Payment instructions
The payment instructions are base 64 encoded in the nbody
field of the configuration. Once decoded, we can see informations are missing :
Figure 31: Payment instruction excerpt
The three fields UID
, KEY
and EXT
are generated and replaced at run time.
UID
The UID is the victim identifier, generated with the Windows volume serial number, and CPU attributes obtained with the cpuid
ASM instruction.
Figure 32: UID generation
KEY
The KEY is a JSON dictionnary containing various information about the system, the user and the malware. The dictionnary is AES encrypted with a key embedded in the binary, and base 64 encoded :
Figure 33: KEY generation
Figure 34: KEY base 64 encoding
EXT
The EXT is the file extension that will be added to encrypted files. It is a randomly generated string between 5 and 10 characters, containing numbers and / or lowercase letters. The file extension is saved into a registry key to be used if the malware is executed multiple times.
Command line arguments
The malware accept 5 command line arguments.

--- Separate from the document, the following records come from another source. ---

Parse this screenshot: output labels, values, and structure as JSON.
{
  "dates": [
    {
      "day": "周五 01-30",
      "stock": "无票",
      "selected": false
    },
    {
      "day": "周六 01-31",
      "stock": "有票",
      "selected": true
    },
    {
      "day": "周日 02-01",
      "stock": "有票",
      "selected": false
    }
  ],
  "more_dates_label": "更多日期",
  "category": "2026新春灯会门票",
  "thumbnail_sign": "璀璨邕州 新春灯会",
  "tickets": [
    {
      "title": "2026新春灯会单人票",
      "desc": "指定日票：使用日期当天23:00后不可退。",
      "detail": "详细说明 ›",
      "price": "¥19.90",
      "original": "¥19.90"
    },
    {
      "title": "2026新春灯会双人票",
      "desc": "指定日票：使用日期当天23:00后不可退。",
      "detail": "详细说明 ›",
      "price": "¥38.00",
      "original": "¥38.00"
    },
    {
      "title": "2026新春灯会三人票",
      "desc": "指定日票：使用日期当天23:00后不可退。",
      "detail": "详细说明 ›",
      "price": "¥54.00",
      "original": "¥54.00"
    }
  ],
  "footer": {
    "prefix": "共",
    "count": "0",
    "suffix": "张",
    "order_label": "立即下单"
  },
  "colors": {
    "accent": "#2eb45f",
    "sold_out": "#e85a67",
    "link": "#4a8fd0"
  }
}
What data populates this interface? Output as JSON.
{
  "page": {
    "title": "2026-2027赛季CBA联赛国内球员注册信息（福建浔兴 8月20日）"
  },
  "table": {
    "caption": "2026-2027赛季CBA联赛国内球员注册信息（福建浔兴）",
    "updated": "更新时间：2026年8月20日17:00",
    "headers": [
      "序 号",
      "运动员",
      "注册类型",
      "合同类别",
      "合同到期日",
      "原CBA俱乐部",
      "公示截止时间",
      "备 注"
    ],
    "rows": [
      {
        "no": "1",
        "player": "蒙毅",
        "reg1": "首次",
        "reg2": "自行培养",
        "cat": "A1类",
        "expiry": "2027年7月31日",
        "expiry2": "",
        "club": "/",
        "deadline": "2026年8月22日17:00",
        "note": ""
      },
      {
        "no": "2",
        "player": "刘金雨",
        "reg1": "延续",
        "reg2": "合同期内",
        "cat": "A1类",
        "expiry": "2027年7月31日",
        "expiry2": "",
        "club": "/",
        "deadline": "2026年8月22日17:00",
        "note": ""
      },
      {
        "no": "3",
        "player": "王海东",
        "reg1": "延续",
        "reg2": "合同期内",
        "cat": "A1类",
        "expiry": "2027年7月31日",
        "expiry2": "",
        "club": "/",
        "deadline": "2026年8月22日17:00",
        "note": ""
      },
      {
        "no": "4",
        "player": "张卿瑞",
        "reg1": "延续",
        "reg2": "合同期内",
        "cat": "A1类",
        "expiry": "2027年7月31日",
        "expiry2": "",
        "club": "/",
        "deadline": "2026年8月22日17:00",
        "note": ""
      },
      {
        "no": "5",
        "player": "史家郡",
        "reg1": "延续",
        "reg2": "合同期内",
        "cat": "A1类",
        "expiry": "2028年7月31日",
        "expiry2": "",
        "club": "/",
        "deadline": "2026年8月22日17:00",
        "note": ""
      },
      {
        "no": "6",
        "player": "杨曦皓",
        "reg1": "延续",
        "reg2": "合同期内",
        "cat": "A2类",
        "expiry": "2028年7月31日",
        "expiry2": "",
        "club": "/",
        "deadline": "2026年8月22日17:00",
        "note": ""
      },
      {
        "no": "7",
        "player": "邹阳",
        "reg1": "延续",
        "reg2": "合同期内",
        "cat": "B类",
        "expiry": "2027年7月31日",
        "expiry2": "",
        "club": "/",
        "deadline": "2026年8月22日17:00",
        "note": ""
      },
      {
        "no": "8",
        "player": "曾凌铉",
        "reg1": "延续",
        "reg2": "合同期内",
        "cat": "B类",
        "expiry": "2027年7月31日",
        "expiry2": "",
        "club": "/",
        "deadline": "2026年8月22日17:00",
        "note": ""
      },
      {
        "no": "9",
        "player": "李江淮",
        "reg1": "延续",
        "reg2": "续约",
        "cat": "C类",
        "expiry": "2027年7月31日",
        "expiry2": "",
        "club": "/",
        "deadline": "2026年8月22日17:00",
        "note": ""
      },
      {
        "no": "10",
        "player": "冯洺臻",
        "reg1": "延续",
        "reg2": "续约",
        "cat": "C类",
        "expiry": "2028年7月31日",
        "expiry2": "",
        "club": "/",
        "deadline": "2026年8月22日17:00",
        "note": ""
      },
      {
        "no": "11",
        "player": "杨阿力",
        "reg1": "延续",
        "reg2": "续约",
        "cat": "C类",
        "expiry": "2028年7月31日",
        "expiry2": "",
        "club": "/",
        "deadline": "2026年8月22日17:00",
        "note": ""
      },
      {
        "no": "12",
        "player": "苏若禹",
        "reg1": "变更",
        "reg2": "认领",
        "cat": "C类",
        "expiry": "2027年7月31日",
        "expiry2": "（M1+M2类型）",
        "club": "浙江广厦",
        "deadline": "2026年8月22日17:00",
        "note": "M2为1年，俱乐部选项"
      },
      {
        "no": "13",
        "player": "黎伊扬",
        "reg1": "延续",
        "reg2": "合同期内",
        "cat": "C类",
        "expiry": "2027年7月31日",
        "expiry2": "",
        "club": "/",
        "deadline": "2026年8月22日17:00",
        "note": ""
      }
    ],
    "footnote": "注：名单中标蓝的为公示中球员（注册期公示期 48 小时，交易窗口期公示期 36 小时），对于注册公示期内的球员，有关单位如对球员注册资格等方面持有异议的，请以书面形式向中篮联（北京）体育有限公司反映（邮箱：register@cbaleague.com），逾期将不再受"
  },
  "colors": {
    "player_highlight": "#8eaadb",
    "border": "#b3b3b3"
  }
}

Figure 35: Command line argument parsing
By default, the malware will encrypt all files on local and shared network drives. The following arguments change this behavior :
- nolan : do not encrypt files on local drives
- nolocal : do not encrypt files on shared drives
- path : ignore local and network to only encrypt files in a specific path
The malware supports multiple encryption types:
- fast : only encrypt the first MB of each file
- full : encrypt the whole file
A third encryption type can be set in the configuration. We will come back to that later.
Region whitelisting
The malware will now verify that the infected system is not in a whitelisted region. To do so, it checks the system language and the keyboard layout:
Figure 36: System language whitelist
Figure 37: Keyboard layout whitelist
Both the keyboard layout and the language need to be whitelisted for the malware to stop.
Persistence
The malware may be interrupted before being able to encrypt all files, either by an antivirus, or by a user shutting down the process or the machine. Supposedly to prevent this scenario, the malware registers itself in the SOFTWAREMicrosoftWindowsCurrentVersionRun
registry key to be relaunched at boot time. To pick up where it left off and avoid encrypting files multiple times, the malware saves some information in registry keys. In particular, it saves the EXT
file extension, and intermediate secret keys, that are sadly not sufficient to decrypt files (more details about encryption keys are given in the Keys management section).
Figure 38: Registration in CurrentVersion\Run key
However, when finished, the malware deletes himself rendering the path in the registry key invalid.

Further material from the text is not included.